Getting rid of subsidies is more disruptive the longer they've been paid. We're better off fixing the problem earlier.
Conceptually, I think the ideal is that transaction fees should pay for the real costs of transactions, and shorts should pay longs a variable amount depending on the current demand to short. Is there any disagreement on this?
Yes.
Today she shorts seem in great abundance.
We will have to change the system to make their life more bearable, long before we reach Visa-like transaction volumes...
I'm not understanding this. Are you saying we need to make it easier to short?

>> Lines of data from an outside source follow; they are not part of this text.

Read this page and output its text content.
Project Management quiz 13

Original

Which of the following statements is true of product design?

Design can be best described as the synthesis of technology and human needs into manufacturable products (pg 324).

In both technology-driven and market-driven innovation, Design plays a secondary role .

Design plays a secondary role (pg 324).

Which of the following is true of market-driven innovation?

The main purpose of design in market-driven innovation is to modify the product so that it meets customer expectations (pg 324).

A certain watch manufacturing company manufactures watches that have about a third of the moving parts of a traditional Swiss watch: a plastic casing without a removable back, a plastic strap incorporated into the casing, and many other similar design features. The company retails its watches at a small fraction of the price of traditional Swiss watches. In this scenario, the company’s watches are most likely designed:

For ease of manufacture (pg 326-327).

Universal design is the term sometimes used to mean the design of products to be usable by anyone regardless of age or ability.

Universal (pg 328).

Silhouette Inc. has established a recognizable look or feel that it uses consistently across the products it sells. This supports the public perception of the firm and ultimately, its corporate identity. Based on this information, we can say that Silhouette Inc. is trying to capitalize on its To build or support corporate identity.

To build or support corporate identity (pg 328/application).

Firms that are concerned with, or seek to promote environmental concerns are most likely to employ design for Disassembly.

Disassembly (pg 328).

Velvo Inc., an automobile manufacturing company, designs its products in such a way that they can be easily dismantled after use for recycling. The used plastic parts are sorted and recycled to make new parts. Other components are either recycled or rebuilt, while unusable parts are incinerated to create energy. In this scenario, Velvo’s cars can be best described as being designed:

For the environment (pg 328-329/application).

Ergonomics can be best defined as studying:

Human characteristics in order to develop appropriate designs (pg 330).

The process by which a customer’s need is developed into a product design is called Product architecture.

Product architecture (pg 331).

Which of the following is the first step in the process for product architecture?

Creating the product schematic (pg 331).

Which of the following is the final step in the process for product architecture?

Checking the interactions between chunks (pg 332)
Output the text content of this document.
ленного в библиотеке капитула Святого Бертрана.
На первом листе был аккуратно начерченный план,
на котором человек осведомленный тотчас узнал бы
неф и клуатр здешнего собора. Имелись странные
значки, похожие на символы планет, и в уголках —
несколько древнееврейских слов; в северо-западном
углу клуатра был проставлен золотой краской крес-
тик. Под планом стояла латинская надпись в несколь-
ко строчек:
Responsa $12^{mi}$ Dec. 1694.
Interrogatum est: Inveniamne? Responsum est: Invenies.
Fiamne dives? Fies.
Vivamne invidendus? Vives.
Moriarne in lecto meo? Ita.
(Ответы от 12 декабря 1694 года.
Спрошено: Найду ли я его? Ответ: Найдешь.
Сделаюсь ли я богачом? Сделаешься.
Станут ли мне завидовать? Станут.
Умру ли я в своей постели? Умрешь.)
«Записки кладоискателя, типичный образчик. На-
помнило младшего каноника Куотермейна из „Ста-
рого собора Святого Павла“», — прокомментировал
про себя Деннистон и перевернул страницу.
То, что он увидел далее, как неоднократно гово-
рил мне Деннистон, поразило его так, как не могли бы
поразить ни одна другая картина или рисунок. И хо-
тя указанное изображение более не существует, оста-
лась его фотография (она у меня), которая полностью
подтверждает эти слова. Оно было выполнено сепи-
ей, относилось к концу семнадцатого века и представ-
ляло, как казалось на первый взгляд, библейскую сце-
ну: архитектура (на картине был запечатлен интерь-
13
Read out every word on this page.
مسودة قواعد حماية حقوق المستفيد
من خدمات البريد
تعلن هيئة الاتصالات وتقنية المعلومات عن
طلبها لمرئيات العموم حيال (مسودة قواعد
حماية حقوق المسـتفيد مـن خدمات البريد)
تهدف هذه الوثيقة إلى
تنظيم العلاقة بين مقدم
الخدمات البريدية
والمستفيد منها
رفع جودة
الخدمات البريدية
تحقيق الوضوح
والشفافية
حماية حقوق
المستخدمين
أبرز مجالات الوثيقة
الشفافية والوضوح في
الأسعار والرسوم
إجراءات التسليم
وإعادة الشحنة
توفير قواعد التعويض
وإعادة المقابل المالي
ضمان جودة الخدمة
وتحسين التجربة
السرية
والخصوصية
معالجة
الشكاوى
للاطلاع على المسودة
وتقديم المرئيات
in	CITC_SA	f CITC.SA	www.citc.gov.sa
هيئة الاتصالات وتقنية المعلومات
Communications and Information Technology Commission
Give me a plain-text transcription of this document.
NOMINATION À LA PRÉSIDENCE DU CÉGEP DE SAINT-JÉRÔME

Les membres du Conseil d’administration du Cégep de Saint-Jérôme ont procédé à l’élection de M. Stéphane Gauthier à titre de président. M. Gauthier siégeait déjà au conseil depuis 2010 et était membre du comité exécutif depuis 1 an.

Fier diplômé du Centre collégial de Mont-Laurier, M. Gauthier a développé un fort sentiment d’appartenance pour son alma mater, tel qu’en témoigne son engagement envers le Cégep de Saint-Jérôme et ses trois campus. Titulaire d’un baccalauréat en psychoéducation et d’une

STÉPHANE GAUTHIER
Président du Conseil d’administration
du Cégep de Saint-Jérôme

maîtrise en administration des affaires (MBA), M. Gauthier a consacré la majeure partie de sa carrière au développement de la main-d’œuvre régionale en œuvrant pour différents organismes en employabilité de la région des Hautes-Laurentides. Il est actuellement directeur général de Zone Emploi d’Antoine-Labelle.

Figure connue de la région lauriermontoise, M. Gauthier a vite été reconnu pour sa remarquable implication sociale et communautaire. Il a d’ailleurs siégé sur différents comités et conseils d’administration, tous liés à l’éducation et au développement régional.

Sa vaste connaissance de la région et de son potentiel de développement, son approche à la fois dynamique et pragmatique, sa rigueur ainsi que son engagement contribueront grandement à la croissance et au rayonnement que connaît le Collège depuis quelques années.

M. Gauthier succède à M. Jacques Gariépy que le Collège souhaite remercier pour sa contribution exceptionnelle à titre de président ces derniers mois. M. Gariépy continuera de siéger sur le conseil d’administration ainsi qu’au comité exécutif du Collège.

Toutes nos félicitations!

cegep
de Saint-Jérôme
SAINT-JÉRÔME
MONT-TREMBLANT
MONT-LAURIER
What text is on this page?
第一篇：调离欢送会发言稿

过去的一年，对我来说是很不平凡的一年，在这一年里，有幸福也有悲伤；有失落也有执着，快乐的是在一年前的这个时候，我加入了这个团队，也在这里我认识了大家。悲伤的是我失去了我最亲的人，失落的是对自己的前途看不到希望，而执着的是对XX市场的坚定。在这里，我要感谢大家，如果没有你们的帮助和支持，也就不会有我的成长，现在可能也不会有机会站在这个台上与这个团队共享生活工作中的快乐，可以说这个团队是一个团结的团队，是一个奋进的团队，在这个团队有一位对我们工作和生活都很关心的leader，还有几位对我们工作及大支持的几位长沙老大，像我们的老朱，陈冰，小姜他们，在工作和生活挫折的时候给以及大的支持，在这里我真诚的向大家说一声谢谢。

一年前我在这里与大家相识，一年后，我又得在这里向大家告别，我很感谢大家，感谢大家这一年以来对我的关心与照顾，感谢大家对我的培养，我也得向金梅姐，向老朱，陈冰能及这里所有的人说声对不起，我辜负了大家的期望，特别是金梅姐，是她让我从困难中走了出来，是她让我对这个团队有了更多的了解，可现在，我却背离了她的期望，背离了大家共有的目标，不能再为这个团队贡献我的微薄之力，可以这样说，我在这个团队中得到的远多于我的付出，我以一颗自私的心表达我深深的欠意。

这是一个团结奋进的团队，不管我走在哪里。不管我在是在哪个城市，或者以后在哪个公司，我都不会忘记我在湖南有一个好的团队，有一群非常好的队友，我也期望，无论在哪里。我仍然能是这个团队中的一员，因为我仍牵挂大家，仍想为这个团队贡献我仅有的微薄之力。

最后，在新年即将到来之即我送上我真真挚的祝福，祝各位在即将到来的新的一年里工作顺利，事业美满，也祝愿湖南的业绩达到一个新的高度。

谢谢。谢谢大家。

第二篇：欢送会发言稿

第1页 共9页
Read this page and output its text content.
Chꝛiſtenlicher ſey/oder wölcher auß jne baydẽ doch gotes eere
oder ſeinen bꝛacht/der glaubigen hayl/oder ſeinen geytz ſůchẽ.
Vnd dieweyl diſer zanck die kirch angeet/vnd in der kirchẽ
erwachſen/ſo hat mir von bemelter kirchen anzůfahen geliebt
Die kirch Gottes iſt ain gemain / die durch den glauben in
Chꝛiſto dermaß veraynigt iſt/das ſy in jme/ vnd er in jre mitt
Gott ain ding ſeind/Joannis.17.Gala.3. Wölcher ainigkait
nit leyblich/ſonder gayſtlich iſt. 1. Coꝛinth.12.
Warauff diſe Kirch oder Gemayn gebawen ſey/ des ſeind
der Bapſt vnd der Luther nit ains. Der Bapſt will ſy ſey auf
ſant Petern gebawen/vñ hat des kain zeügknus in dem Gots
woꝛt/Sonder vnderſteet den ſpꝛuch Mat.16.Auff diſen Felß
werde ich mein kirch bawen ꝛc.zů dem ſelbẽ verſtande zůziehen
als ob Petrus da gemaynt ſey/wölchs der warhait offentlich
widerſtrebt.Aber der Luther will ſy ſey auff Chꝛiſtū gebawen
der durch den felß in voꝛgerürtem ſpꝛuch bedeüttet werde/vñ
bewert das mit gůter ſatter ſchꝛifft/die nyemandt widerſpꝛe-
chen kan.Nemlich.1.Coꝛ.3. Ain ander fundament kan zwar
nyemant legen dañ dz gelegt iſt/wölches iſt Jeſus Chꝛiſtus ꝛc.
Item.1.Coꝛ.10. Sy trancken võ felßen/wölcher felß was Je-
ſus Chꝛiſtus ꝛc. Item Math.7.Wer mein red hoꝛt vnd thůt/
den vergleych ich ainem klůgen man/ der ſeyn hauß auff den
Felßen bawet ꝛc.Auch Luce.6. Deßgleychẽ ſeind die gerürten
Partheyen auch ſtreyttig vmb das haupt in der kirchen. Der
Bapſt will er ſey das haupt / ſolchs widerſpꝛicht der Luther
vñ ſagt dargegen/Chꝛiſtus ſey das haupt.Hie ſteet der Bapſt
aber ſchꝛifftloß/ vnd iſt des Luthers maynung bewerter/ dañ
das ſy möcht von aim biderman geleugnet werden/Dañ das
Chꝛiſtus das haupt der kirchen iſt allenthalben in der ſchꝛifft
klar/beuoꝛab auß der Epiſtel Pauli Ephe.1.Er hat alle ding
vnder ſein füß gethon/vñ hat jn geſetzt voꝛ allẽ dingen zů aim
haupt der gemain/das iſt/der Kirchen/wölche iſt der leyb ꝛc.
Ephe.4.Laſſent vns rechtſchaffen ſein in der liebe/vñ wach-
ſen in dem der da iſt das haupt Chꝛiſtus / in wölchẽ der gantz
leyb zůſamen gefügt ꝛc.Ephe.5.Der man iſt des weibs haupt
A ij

The primary argument here is that in a BitUSD only use case (consumer->merchant, BitUSD<->USD), they pay nothing to the network (only other BitUSD users). This could yield VISA level transaction volume with no compensation to the delegates.
The delegates would have to make their money from margin calls and order submission/update on BTSX orders. Here is the fact of the matter: market orders will always out number consumer->merchant orders by an order of magnitude. So assuming there are 4 market order transactions for every consumer transaction then the speculators can easily cover the costs of the consumers.
Speculators are in the business of making money from their transactions so the fees don't hurt them nearly as much.
Where do you get that market orders will always outnumber consumer orders by an order of magnitude? More relevantly, are you implying that this will remain true not only globally, but in our specific market, regardless of the incentive structure we impose on that market? O.o
Are you saying the speculators should subsidize the consumers just because they can afford it? Since they're focused on making money, rather than on convenience in spending, I'd expect fees to be a stronger deterrent to speculators, especially when they can find lower fees in other markets in which they aren't subsidizing others.